MORE BADDER NEWS: A good amount of information is now circulating on the Water Woes out west. Lake Mead is only at levels of 50% and has a 50/50 chance of going dry in the next thirteen years. Lake Powell has told Phoenix to cut back on their power usage because they are not going to be able to maintain water levels sufficient to generate power. With some 40 million people sucking on the Colorado River, it now no longer makes it to the Pacific Ocean; it dries up some 12 miles short.

EVEN BADDER NEWS: Las Vegas is reportedly recycling treated sewage effluent back into Lake Mead via a delivery system, that takes the treated sewage water and pumps it into the bottom of the lake via an underwater pipe. Los Angeles not to be deterred is doing the very same thing.

They pump effluent some 15 miles north, and then deliver it back into the aqua-fillers (sp) claiming it takes it some eight years to get back to the pumping stations. Lake Havasu City, Arizona, is often taking bids for treated effluent from private parties, that use it to water golf courses in the area, and it all goes, to the highest bidder.

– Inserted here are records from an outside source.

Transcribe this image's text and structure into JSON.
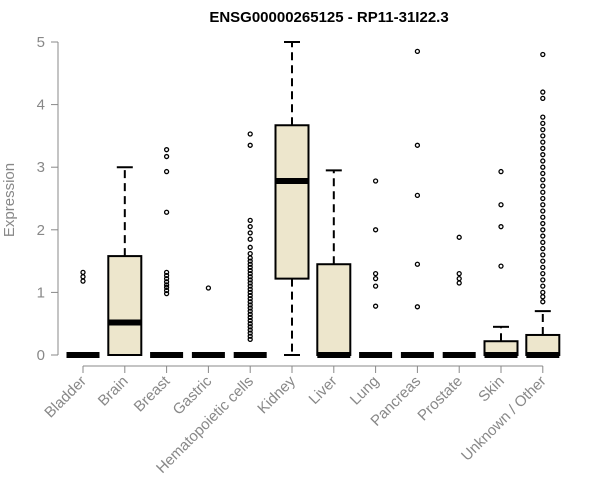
{
  "chart_data": {
    "type": "boxplot",
    "title": "ENSG00000265125 - RP11-31I22.3",
    "xlabel": "",
    "ylabel": "Expression",
    "ylim": [
      0,
      5
    ],
    "yticks": [
      "0",
      "1",
      "2",
      "3",
      "4",
      "5"
    ],
    "colors": {
      "box_fill": "#ede6cc",
      "stroke": "#000000",
      "axis_text": "#888888"
    },
    "categories": [
      "Bladder",
      "Brain",
      "Breast",
      "Gastric",
      "Hematopoietic cells",
      "Kidney",
      "Liver",
      "Lung",
      "Pancreas",
      "Prostate",
      "Skin",
      "Unknown / Other"
    ],
    "boxes": [
      {
        "q1": 0,
        "median": 0,
        "q3": 0,
        "whisker_low": 0,
        "whisker_high": 0,
        "outliers": [
          1.18,
          1.25,
          1.32
        ]
      },
      {
        "q1": 0,
        "median": 0.52,
        "q3": 1.58,
        "whisker_low": 0,
        "whisker_high": 3.0,
        "outliers": []
      },
      {
        "q1": 0,
        "median": 0,
        "q3": 0,
        "whisker_low": 0,
        "whisker_high": 0,
        "outliers": [
          0.98,
          1.03,
          1.08,
          1.12,
          1.17,
          1.22,
          1.27,
          1.32,
          2.28,
          2.93,
          3.17,
          3.28
        ]
      },
      {
        "q1": 0,
        "median": 0,
        "q3": 0,
        "whisker_low": 0,
        "whisker_high": 0,
        "outliers": [
          1.07
        ]
      },
      {
        "q1": 0,
        "median": 0,
        "q3": 0,
        "whisker_low": 0,
        "whisker_high": 0,
        "outliers": [
          0.25,
          0.3,
          0.35,
          0.4,
          0.45,
          0.5,
          0.55,
          0.6,
          0.65,
          0.7,
          0.75,
          0.8,
          0.85,
          0.9,
          0.95,
          1.0,
          1.05,
          1.1,
          1.15,
          1.2,
          1.25,
          1.3,
          1.35,
          1.4,
          1.45,
          1.5,
          1.55,
          1.62,
          1.72,
          1.85,
          1.95,
          2.05,
          2.15,
          3.35,
          3.53
        ]
      },
      {
        "q1": 1.22,
        "median": 2.78,
        "q3": 3.67,
        "whisker_low": 0,
        "whisker_high": 5.0,
        "outliers": []
      },
      {
        "q1": 0,
        "median": 0,
        "q3": 1.45,
        "whisker_low": 0,
        "whisker_high": 2.95,
        "outliers": []
      },
      {
        "q1": 0,
        "median": 0,
        "q3": 0,
        "whisker_low": 0,
        "whisker_high": 0,
        "outliers": [
          0.78,
          1.1,
          1.22,
          1.3,
          2.0,
          2.78
        ]
      },
      {
        "q1": 0,
        "median": 0,
        "q3": 0,
        "whisker_low": 0,
        "whisker_high": 0,
        "outliers": [
          0.77,
          1.45,
          2.55,
          3.35,
          4.85
        ]
      },
      {
        "q1": 0,
        "median": 0,
        "q3": 0,
        "whisker_low": 0,
        "whisker_high": 0,
        "outliers": [
          1.15,
          1.22,
          1.3,
          1.88
        ]
      },
      {
        "q1": 0,
        "median": 0,
        "q3": 0.22,
        "whisker_low": 0,
        "whisker_high": 0.45,
        "outliers": [
          1.42,
          2.05,
          2.4,
          2.93
        ]
      },
      {
        "q1": 0,
        "median": 0,
        "q3": 0.32,
        "whisker_low": 0,
        "whisker_high": 0.7,
        "outliers": [
          0.85,
          0.93,
          1.0,
          1.1,
          1.2,
          1.3,
          1.4,
          1.5,
          1.6,
          1.7,
          1.8,
          1.9,
          2.0,
          2.1,
          2.2,
          2.3,
          2.4,
          2.5,
          2.6,
          2.7,
          2.8,
          2.9,
          3.0,
          3.1,
          3.2,
          3.3,
          3.4,
          3.5,
          3.6,
          3.7,
          3.8,
          4.1,
          4.2,
          4.8
        ]
      }
    ]
  }
}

EVEN WORSER (Yeah I know, what could possibly be worse than Even Badder?): It appears that soon, most of us, who visit or inhabit these locales, will be soon drinking treated sewage water on a regular basis.

NOW FOR THE GOOD NEWS: “There will be most likely, not enough of it, to go around.”

As for me and the Miss’us (Mrs.) we are pack up a couple of bottles of “Sweet Bitch,” a fine fruity little Merlot that is grown high in the mountains a tad bit south of here (Los Andes Chile). A nice little wine, good for the stomach and digestion, about $12 a bottle.

Remember, people are counting on you. Flush hard! Bakersfield needs the water.